On the other hand, the big powers being inside each other’s networks can make possible an immediate counteroffensive. It’s a situation not dissimilar to the use of nuclear weapons, like a sort of Cyber Cold War, in which cyberespionage is tacitly admitted but the major powers avoid harming each other too much by cyber means out of fear of having their own systems destroyed too.
But cyberattacking is not just about computers; it is also about reaching minds and influencing your rival’s society.
“[While] the US and UK understanding of ‘cyber’ is predominantly technical and computer network-based …, Russia and China use a cognitive approach based on understanding of mass psychology and of how to exploit individuals,” said a report published last April by a British parliamentary committee and referring to the 2016 American elections and Brexit referendum.

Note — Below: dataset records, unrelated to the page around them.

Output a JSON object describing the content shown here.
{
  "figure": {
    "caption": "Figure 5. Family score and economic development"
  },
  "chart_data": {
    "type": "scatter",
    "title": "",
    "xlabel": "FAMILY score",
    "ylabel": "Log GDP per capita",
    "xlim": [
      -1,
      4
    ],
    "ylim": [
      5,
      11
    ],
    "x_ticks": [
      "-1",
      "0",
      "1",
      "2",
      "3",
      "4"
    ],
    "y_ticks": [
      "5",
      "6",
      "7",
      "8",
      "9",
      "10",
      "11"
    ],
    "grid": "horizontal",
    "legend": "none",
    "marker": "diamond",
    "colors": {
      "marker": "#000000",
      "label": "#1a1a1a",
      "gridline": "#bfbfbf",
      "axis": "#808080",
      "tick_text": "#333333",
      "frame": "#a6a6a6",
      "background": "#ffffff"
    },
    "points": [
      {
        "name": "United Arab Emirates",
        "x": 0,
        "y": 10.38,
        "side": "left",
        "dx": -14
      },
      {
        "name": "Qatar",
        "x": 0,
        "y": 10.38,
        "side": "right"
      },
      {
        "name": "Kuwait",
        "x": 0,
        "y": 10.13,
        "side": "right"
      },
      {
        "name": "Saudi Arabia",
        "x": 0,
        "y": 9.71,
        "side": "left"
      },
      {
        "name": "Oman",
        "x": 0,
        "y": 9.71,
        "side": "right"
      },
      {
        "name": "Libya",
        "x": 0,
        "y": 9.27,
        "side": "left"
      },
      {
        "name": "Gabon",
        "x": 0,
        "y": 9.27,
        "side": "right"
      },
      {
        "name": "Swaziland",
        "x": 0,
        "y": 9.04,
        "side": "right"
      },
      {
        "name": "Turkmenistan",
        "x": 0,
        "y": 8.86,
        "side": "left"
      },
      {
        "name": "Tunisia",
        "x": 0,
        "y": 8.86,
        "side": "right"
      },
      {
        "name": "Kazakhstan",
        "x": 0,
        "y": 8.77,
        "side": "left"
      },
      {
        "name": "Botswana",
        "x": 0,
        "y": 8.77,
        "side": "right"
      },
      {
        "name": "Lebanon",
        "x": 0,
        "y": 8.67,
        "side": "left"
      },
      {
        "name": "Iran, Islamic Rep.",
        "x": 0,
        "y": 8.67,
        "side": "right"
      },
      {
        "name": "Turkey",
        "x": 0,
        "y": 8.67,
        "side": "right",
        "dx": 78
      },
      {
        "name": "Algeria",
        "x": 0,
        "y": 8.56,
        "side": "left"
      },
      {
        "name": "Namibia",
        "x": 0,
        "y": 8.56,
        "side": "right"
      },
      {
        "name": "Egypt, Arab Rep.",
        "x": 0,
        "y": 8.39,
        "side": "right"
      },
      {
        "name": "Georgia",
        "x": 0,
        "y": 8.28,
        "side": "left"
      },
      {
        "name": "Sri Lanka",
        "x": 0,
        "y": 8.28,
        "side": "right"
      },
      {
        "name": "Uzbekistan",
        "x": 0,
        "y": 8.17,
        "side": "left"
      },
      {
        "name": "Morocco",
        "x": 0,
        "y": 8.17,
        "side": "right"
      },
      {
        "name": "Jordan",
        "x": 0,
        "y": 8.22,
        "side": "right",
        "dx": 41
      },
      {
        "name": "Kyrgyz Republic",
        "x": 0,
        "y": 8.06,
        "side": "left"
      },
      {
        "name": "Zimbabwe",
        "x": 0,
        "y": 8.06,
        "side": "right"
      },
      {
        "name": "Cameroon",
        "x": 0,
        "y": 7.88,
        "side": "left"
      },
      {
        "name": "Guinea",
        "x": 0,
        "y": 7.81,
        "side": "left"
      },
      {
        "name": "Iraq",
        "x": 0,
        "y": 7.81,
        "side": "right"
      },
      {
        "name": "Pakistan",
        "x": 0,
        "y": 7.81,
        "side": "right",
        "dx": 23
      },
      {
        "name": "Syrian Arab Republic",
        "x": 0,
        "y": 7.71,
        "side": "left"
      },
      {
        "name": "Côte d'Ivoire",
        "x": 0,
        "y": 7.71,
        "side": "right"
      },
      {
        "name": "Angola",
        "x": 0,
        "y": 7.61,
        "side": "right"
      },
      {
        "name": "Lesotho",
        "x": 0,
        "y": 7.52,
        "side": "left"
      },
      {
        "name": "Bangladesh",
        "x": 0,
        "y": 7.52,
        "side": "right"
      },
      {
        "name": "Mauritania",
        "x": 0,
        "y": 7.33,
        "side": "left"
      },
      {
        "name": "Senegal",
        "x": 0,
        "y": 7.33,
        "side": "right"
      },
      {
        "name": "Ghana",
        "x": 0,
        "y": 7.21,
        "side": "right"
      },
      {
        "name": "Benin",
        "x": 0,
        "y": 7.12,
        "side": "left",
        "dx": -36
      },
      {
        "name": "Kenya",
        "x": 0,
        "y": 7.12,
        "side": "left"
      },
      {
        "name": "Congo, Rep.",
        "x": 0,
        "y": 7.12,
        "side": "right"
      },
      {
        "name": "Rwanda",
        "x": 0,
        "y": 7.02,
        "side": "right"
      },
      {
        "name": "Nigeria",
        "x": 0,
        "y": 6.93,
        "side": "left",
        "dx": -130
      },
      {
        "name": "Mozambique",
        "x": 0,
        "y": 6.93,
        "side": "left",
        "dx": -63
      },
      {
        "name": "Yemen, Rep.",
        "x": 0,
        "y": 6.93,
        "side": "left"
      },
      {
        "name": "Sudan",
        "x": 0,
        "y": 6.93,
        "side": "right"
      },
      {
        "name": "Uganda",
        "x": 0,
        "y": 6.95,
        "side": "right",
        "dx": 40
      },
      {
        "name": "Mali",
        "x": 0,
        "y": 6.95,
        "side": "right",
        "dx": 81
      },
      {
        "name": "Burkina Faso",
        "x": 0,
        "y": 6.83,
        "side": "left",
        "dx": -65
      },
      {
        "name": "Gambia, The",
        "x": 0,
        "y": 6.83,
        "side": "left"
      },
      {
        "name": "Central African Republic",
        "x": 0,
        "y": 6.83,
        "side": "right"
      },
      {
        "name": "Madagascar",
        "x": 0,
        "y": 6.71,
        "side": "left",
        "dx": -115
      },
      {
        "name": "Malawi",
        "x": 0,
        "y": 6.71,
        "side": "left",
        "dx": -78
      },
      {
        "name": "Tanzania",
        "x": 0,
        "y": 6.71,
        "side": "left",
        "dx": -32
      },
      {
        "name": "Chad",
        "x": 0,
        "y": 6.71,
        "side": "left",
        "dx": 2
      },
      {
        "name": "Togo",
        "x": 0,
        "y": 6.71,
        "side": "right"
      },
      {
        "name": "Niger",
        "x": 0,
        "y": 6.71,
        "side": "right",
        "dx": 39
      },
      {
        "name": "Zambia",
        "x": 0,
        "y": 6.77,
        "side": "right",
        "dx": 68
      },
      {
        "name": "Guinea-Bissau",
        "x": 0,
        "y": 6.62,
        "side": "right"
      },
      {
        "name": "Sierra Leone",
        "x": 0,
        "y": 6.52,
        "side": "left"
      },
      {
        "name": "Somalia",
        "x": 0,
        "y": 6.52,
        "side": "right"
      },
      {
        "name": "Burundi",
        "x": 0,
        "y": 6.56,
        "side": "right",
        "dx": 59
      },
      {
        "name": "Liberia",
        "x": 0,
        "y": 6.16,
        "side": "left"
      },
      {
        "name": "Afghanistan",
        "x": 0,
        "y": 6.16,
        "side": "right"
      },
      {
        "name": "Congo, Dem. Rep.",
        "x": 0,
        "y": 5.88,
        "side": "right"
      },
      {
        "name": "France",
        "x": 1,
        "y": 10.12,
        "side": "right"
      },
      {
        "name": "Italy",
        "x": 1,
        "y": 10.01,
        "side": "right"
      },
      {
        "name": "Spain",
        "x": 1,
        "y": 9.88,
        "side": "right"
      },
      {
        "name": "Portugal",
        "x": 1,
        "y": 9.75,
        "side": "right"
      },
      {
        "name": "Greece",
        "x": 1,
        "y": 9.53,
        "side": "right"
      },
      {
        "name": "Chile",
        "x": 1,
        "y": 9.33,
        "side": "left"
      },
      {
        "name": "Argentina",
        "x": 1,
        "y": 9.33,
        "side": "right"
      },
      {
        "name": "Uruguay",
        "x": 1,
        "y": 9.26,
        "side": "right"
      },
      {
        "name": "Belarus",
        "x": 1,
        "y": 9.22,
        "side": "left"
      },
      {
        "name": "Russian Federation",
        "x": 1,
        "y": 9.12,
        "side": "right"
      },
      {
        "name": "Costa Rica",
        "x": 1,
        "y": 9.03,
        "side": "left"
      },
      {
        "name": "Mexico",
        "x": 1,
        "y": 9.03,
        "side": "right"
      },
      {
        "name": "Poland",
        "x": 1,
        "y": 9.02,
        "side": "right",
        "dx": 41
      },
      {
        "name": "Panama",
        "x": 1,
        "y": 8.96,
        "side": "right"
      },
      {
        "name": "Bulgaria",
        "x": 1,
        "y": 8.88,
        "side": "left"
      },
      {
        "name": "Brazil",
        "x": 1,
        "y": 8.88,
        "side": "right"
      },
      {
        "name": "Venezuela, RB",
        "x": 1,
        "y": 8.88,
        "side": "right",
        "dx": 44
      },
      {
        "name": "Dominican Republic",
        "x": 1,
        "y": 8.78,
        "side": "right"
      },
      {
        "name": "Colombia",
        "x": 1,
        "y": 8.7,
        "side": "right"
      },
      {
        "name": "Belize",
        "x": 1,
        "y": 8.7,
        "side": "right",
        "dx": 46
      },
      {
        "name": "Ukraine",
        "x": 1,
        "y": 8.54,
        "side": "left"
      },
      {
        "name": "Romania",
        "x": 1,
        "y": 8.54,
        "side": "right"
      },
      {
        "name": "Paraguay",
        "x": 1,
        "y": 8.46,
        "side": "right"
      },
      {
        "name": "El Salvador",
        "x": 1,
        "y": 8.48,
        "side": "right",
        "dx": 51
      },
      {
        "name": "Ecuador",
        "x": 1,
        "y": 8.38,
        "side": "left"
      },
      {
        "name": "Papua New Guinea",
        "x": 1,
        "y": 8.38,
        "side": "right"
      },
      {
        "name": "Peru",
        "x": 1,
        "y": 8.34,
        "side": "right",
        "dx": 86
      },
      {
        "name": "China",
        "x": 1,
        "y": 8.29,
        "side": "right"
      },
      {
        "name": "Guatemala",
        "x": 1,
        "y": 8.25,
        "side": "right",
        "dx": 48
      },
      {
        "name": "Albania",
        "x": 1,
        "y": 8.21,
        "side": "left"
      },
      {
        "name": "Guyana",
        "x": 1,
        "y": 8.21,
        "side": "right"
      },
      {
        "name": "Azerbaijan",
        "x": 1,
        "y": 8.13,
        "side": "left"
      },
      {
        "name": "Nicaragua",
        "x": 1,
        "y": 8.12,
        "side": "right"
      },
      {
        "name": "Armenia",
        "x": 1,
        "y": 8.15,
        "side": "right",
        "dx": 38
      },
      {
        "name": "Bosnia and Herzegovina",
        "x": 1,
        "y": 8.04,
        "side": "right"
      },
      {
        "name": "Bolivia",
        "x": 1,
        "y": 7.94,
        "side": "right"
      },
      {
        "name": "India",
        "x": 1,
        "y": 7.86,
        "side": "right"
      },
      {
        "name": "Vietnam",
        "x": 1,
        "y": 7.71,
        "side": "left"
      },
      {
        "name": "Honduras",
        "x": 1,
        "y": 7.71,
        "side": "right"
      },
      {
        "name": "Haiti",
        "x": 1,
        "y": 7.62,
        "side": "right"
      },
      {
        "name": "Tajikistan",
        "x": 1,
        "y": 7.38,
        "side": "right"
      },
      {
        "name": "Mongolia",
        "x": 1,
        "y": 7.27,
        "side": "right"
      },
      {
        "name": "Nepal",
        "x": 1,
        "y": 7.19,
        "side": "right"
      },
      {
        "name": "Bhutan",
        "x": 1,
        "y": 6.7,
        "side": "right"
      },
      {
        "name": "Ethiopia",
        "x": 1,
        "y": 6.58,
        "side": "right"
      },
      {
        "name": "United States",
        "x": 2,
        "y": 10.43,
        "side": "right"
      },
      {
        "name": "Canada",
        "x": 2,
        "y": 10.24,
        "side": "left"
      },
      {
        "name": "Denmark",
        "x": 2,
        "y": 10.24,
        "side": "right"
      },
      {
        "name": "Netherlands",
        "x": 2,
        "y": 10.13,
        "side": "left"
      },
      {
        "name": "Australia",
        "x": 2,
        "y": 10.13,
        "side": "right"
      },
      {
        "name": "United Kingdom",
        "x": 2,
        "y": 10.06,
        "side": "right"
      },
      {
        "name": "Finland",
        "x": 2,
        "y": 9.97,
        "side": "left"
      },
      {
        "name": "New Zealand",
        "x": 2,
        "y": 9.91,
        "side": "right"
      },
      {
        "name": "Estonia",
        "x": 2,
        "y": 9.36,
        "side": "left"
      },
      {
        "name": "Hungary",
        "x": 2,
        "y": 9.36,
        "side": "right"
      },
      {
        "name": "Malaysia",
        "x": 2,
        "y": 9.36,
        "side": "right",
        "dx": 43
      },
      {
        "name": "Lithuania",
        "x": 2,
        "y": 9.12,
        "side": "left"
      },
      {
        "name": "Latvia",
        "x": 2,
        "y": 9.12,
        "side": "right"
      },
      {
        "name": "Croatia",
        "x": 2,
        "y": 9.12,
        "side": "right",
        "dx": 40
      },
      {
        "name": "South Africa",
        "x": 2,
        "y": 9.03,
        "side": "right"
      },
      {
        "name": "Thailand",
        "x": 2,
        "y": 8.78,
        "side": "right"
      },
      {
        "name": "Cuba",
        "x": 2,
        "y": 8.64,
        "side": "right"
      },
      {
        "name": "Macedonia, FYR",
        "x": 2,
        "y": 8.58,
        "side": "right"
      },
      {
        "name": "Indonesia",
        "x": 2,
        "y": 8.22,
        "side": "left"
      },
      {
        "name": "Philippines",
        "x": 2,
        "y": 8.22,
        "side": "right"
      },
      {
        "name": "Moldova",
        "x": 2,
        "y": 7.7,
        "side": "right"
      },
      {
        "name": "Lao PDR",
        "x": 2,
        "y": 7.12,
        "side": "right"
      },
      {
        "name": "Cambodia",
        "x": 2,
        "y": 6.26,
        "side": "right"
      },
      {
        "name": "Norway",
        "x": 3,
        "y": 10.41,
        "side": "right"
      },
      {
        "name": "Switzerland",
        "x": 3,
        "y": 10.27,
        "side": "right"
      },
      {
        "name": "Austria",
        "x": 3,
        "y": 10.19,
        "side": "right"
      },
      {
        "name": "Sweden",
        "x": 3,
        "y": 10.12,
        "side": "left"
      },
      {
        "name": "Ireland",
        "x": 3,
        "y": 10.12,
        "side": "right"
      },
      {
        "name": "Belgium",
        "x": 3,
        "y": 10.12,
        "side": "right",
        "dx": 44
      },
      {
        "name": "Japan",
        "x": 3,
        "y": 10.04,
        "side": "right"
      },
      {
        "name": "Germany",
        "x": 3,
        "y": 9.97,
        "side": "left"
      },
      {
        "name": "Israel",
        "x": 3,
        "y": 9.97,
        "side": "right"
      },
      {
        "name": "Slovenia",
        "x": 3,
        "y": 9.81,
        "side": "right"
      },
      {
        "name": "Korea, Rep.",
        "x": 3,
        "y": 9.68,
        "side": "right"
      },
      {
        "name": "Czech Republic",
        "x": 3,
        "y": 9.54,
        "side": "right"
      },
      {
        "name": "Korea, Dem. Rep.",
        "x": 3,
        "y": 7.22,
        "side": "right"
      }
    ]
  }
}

“The implications of this different understanding of cyber-attack, as purely technical or as reaching beyond the digital to influence public opinion, for the interference in elections and referendums are clear.”
Then, of course, the US, the UK and other Western powers have a record of trying to interfere in other countries’ elections by different means.

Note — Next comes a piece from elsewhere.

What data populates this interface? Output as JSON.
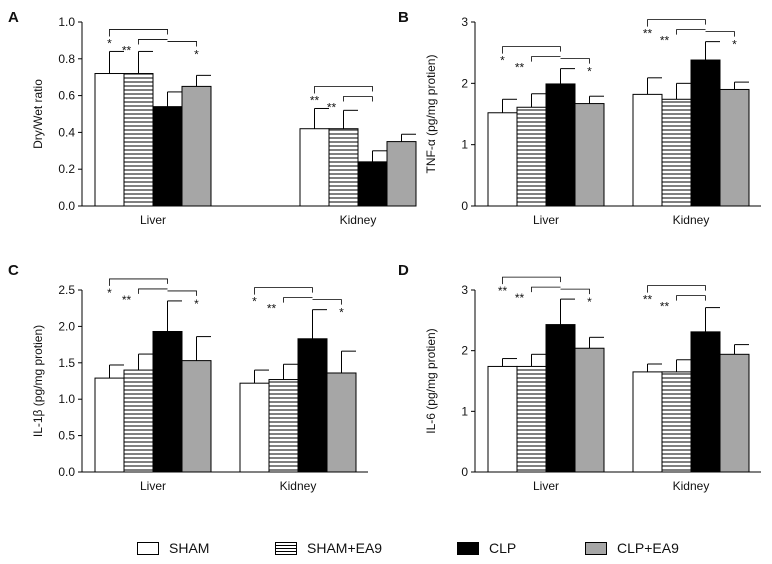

Information warfare and cyberespionage are here to stay, but experts agree that the omnipresence of computer systems in every aspect of our lives means all armed conflicts will have a cyber dimension.

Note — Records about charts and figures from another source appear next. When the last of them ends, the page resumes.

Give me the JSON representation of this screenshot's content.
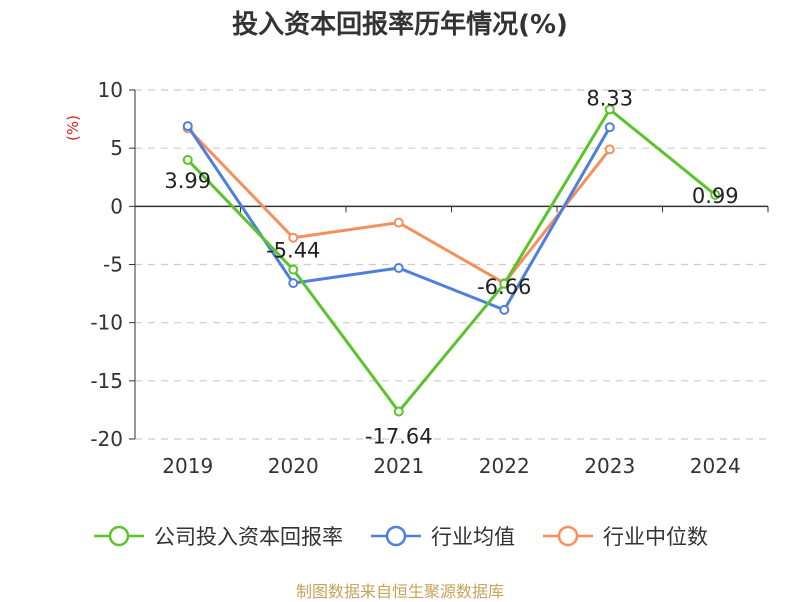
{
  "title": "投入资本回报率历年情况(%)",
  "chart_data": {
    "type": "line",
    "categories": [
      "2019",
      "2020",
      "2021",
      "2022",
      "2023",
      "2024"
    ],
    "ylabel": "(%)",
    "ylim": [
      -20,
      10
    ],
    "yticks": [
      10,
      5,
      0,
      -5,
      -10,
      -15,
      -20
    ],
    "grid": true,
    "legend_position": "bottom",
    "series": [
      {
        "name": "公司投入资本回报率",
        "color": "#5bc42b",
        "values": [
          3.99,
          -5.44,
          -17.64,
          -6.66,
          8.33,
          0.99
        ],
        "labels": [
          "3.99",
          "-5.44",
          "-17.64",
          "-6.66",
          "8.33",
          "0.99"
        ]
      },
      {
        "name": "行业均值",
        "color": "#4e7fde",
        "values": [
          6.9,
          -6.6,
          -5.3,
          -8.9,
          6.8,
          null
        ]
      },
      {
        "name": "行业中位数",
        "color": "#f68f5b",
        "values": [
          6.7,
          -2.7,
          -1.4,
          -6.6,
          4.9,
          null
        ]
      }
    ]
  },
  "source": "制图数据来自恒生聚源数据库"
}
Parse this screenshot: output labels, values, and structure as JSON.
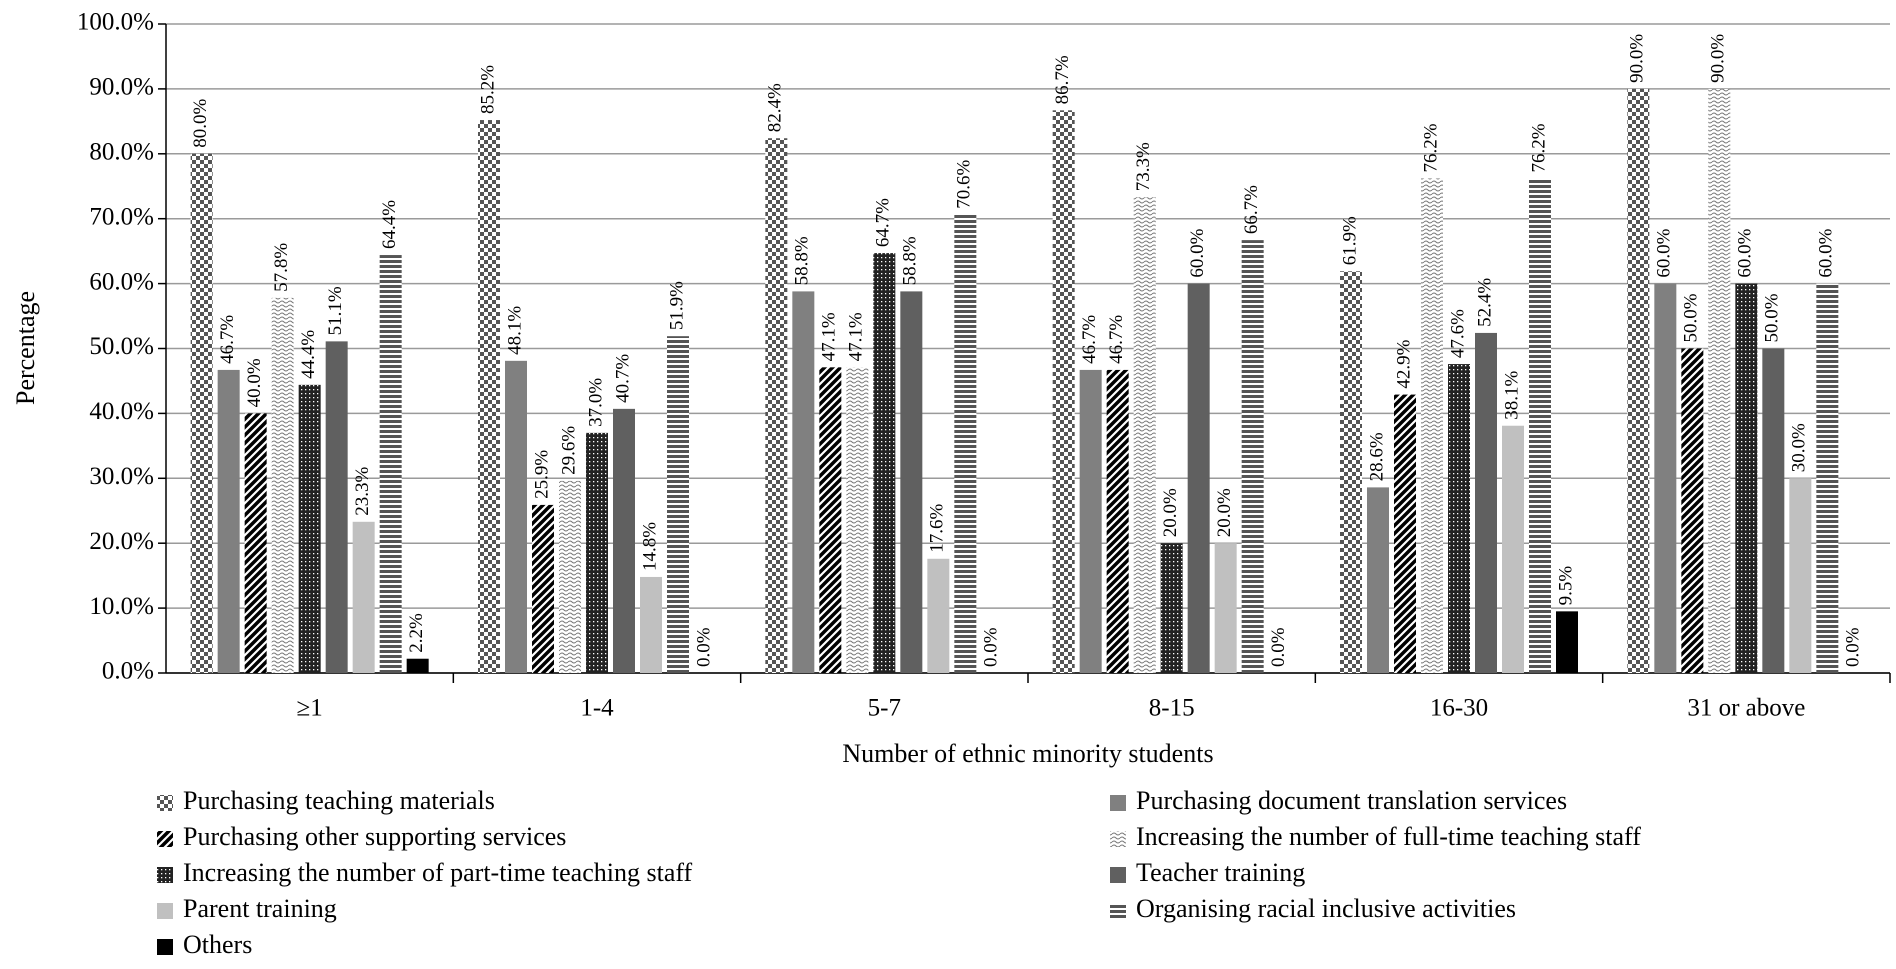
{
  "chart_data": {
    "type": "bar",
    "xlabel": "Number of ethnic minority students",
    "ylabel": "Percentage",
    "categories": [
      "≥1",
      "1-4",
      "5-7",
      "8-15",
      "16-30",
      "31 or above"
    ],
    "ylim": [
      0,
      100
    ],
    "yticks": [
      {
        "value": 0,
        "label": "0.0%"
      },
      {
        "value": 10,
        "label": "10.0%"
      },
      {
        "value": 20,
        "label": "20.0%"
      },
      {
        "value": 30,
        "label": "30.0%"
      },
      {
        "value": 40,
        "label": "40.0%"
      },
      {
        "value": 50,
        "label": "50.0%"
      },
      {
        "value": 60,
        "label": "60.0%"
      },
      {
        "value": 70,
        "label": "70.0%"
      },
      {
        "value": 80,
        "label": "80.0%"
      },
      {
        "value": 90,
        "label": "90.0%"
      },
      {
        "value": 100,
        "label": "100.0%"
      }
    ],
    "grid": true,
    "series": [
      {
        "name": "Purchasing teaching materials",
        "color": "#555555",
        "pattern": "checker",
        "values": [
          80.0,
          85.2,
          82.4,
          86.7,
          61.9,
          90.0
        ],
        "value_labels": [
          "80.0%",
          "85.2%",
          "82.4%",
          "86.7%",
          "61.9%",
          "90.0%"
        ]
      },
      {
        "name": "Purchasing document translation services",
        "color": "#808080",
        "pattern": "solid",
        "values": [
          46.7,
          48.1,
          58.8,
          46.7,
          28.6,
          60.0
        ],
        "value_labels": [
          "46.7%",
          "48.1%",
          "58.8%",
          "46.7%",
          "28.6%",
          "60.0%"
        ]
      },
      {
        "name": "Purchasing other supporting services",
        "color": "#000000",
        "pattern": "diagonal",
        "values": [
          40.0,
          25.9,
          47.1,
          46.7,
          42.9,
          50.0
        ],
        "value_labels": [
          "40.0%",
          "25.9%",
          "47.1%",
          "46.7%",
          "42.9%",
          "50.0%"
        ]
      },
      {
        "name": "Increasing the number of full-time teaching staff",
        "color": "#777777",
        "pattern": "wave",
        "values": [
          57.8,
          29.6,
          47.1,
          73.3,
          76.2,
          90.0
        ],
        "value_labels": [
          "57.8%",
          "29.6%",
          "47.1%",
          "73.3%",
          "76.2%",
          "90.0%"
        ]
      },
      {
        "name": "Increasing the number of part-time teaching staff",
        "color": "#222222",
        "pattern": "dots",
        "values": [
          44.4,
          37.0,
          64.7,
          20.0,
          47.6,
          60.0
        ],
        "value_labels": [
          "44.4%",
          "37.0%",
          "64.7%",
          "20.0%",
          "47.6%",
          "60.0%"
        ]
      },
      {
        "name": "Teacher training",
        "color": "#606060",
        "pattern": "solid",
        "values": [
          51.1,
          40.7,
          58.8,
          60.0,
          52.4,
          50.0
        ],
        "value_labels": [
          "51.1%",
          "40.7%",
          "58.8%",
          "60.0%",
          "52.4%",
          "50.0%"
        ]
      },
      {
        "name": "Parent training",
        "color": "#c0c0c0",
        "pattern": "solid",
        "values": [
          23.3,
          14.8,
          17.6,
          20.0,
          38.1,
          30.0
        ],
        "value_labels": [
          "23.3%",
          "14.8%",
          "17.6%",
          "20.0%",
          "38.1%",
          "30.0%"
        ]
      },
      {
        "name": "Organising racial inclusive activities",
        "color": "#555555",
        "pattern": "horizontal",
        "values": [
          64.4,
          51.9,
          70.6,
          66.7,
          76.2,
          60.0
        ],
        "value_labels": [
          "64.4%",
          "51.9%",
          "70.6%",
          "66.7%",
          "76.2%",
          "60.0%"
        ]
      },
      {
        "name": "Others",
        "color": "#000000",
        "pattern": "solid",
        "values": [
          2.2,
          0.0,
          0.0,
          0.0,
          9.5,
          0.0
        ],
        "value_labels": [
          "2.2%",
          "0.0%",
          "0.0%",
          "0.0%",
          "9.5%",
          "0.0%"
        ]
      }
    ]
  }
}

And here the danger may lie in the big differences between decision-makers and hackers.
“The gap between strategy and tactics is huge, and the two groups don’t really know each other that well or even speak the same language,” says Kenneth Geers.
“Cyberspace is much more Sun Tzu than it is Stalingrad: you have to apply a lot of intelligence, and a lot of forethought and imagination into a cyberattack, it’s a very complicated thing.
“And so often the effects [decision makers] are seeking to achieve are inconsistent or incongruous with the [cyber] means available, which are really quite narrow and very specific,” he adds.
The human element
Technologically, things are only going to get more complicated as more devices get connected and can, therefore, be hacked.
Cybercriminals can make money and also create chaos, as shown by the ransomware attacks that affected many countries in recent weeks. But it is state actors going on the cyberoffensive that can really be destructive.
“In terms of what would an all-out cyberwar look like, I sometimes dread to think,” says Ian West, NATO cybersecurity chief, speaking from this agency’s office in Mons, Belgium.
“Because of our dependence on computer systems for so much in our lives, so much in our countries and our organisations, the destruction or perhaps just the changes that could be made to these systems could be absolutely catastrophic and have a subsequent catastrophic effect on nations.”
In the end, the Czechs win this year’s Locked Shields, with Estonia coming in a close second and the NCIRC finishing third.
“But the best thing about Locked Shields isn’t who wins but the community the game is creating year after year,” says Rain Ottis, scenario chief, who has been dubbed “the architect” because he’s been part of the organisation in every edition of the game.
“Because should something really go wrong, it’s always nice to know that I have a friend in that country, in that organisation, [and we know] what we can do to help each other. And this is quite often the critical step in managing major cybercrises because in the end they tend to be human-caused and they have to be solved by humans on the other end.”